Agora, com o novo ministro Teich, o papel do governo federal é de mero repassador de equipamentos e de insumos com promessas não factíveis. Ele prometeu 46 milhões de testes rápidos. Mas, só entregou até o momento 2,3 milhões. Ele prometeu 13.660 respiradores hospitalares, mas só repassou apenas 272, ou seja só 2%. E por aí vai. Na realidade, esse ministro que repete a todo momento que a “curva brasileira está perfomada” está mais preocupado em descobrir uma fórmula matemática nas estatísticas da pandemia para justificar sair da quarentena. Olhe com tristeza o que ocorre em Manaus ou na cidade de Duque de Caxias com o colapso do sistema de saúde e funerário. E onde está o socorro do governo federal? O vice Mourão teve que ir lá em Manaus, mas e a ajuda federal? E o Bolsonaro, calcado em estudos científicos de quem acredita na Terra Plana, toma atitudes contrárias ao distanciamento social. E agora está preocupado com a fome e o desemprego. É muita desfaçatez de um governo que propôs somente 200 reais de auxílio emergencial e com os 600 reais aprovados pelo Congresso agora se apodera dessa medida como se fosse sua. Um governo que autorizou os cortes de salários e que primeiro foi socorrer o sistema financeiro.

Qual é a possibilidade real de um impeachment do presidente Jair Bolsonaro?

Apesar dele ter a Rede Globo como oposição e ainda reforçada pela saída do ministro Moro do governo, apesar de ter cometido inúmeros crimes de responsabilidade, apesar da Câmara Federal ter recebido 29 pedidos de impeachmeant, apesar das investidas a favor da ditadura e ilegais nas mídias sociais contra o Congresso e o STF, o impedimento de Bolsonaro requer outras condições para se tornar realidade. É necessária uma construção política ampla para isso e é preciso superar certos obstáculos.

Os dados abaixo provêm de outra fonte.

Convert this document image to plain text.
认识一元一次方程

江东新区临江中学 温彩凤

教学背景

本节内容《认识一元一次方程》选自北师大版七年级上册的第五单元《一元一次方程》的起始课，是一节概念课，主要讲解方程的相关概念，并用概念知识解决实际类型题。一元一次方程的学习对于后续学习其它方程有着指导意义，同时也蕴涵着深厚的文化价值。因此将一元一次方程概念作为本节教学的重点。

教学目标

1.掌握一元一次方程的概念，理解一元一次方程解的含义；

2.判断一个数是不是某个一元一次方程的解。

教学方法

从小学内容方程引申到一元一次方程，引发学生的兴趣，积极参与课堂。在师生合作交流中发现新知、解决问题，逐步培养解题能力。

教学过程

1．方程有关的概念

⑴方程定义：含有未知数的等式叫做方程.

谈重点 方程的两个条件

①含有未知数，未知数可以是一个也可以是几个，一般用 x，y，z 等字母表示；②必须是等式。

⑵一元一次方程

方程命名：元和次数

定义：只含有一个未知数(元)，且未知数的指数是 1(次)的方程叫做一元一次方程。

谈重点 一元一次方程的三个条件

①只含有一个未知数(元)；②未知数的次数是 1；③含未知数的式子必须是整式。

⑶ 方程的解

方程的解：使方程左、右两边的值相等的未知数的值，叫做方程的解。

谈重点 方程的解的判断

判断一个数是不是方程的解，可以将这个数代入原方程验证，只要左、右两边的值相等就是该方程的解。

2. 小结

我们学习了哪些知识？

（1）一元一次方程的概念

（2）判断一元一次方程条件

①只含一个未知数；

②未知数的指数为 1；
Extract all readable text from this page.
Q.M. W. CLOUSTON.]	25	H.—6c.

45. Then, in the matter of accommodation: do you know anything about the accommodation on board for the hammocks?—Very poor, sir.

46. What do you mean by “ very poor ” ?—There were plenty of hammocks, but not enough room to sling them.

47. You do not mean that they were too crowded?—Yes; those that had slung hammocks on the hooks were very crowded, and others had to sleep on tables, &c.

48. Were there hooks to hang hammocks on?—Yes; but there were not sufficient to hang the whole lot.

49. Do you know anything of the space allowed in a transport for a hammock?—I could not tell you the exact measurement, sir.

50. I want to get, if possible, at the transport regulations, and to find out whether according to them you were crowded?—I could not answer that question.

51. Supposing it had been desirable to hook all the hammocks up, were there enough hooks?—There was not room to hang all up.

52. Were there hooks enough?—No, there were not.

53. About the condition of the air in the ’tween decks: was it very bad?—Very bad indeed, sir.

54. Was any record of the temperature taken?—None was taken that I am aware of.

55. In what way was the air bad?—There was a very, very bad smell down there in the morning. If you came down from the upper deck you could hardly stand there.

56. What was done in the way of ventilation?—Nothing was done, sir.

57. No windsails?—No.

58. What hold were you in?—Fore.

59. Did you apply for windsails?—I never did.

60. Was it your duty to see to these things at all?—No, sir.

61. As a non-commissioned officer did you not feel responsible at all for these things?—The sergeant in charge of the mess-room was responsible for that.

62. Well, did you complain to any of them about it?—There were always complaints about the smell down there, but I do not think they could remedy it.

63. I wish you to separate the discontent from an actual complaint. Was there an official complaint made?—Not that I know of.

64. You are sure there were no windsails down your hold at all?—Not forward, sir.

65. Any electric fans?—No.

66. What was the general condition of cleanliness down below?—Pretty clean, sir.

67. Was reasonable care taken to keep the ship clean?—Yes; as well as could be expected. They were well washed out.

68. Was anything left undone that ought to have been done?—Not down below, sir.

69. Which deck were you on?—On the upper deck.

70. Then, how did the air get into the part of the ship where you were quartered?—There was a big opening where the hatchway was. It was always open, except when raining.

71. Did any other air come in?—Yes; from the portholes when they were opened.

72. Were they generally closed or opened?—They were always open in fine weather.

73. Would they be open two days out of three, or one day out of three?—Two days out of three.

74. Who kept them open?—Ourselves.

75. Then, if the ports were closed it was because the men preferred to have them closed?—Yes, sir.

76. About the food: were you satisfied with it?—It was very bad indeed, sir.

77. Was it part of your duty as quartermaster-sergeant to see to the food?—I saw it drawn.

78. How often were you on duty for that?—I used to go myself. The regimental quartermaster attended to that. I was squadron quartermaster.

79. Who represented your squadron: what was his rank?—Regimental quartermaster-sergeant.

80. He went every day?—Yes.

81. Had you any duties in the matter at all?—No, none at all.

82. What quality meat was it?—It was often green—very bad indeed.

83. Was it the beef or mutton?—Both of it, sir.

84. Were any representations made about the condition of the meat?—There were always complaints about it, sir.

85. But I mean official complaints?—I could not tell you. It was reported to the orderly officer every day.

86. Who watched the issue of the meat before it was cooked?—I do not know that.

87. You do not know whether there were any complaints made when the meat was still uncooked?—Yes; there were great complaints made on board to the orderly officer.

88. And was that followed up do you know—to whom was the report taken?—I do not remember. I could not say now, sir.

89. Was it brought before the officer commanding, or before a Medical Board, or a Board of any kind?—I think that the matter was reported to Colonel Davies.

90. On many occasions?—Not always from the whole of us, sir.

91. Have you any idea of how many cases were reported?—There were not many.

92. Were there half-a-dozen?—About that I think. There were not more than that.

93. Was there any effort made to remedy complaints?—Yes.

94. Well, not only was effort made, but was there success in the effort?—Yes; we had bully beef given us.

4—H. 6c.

Bolsonaro está mostrando que além da sua caneta o cofre funciona no acordo com o chamado Centrão. Ele conta com grande respaldo dos militares que ocupam áreas estratégicas do seu governo. Tem apoio das Redes Record, SBT e Bandeirantes. E além da extrema direita raivosa que vai às ruas tem fiéis seguidores, sobretudo entre os evangélicos, nas mídias sociais e que lhe conferem 33% de aprovação segundo o Data Folha, apesar de todas as suas maldades. Mas esse cenário pode mudar sim. Uma deposição depende da capacidade das esquerdas e da direita democrática de sensibilizar essa parte da população que lhe apoia. Diante desse quadro, com o afastamento via Congresso hoje difícil, a saída é pelas ruas, pelas mobilizações populares. Apesar da luta popular nas ruas estar inviabilizada pela pandemia, por motivos óbvios, o estopim está no ar. As panelas estão repicando a insatisfação, principalmente da classe média. Se Bolsonaro tem na Covid 19 aliada momentânea que impede manifestações, essa também pode se voltar contra ele, caso a catástrofe seja enorme.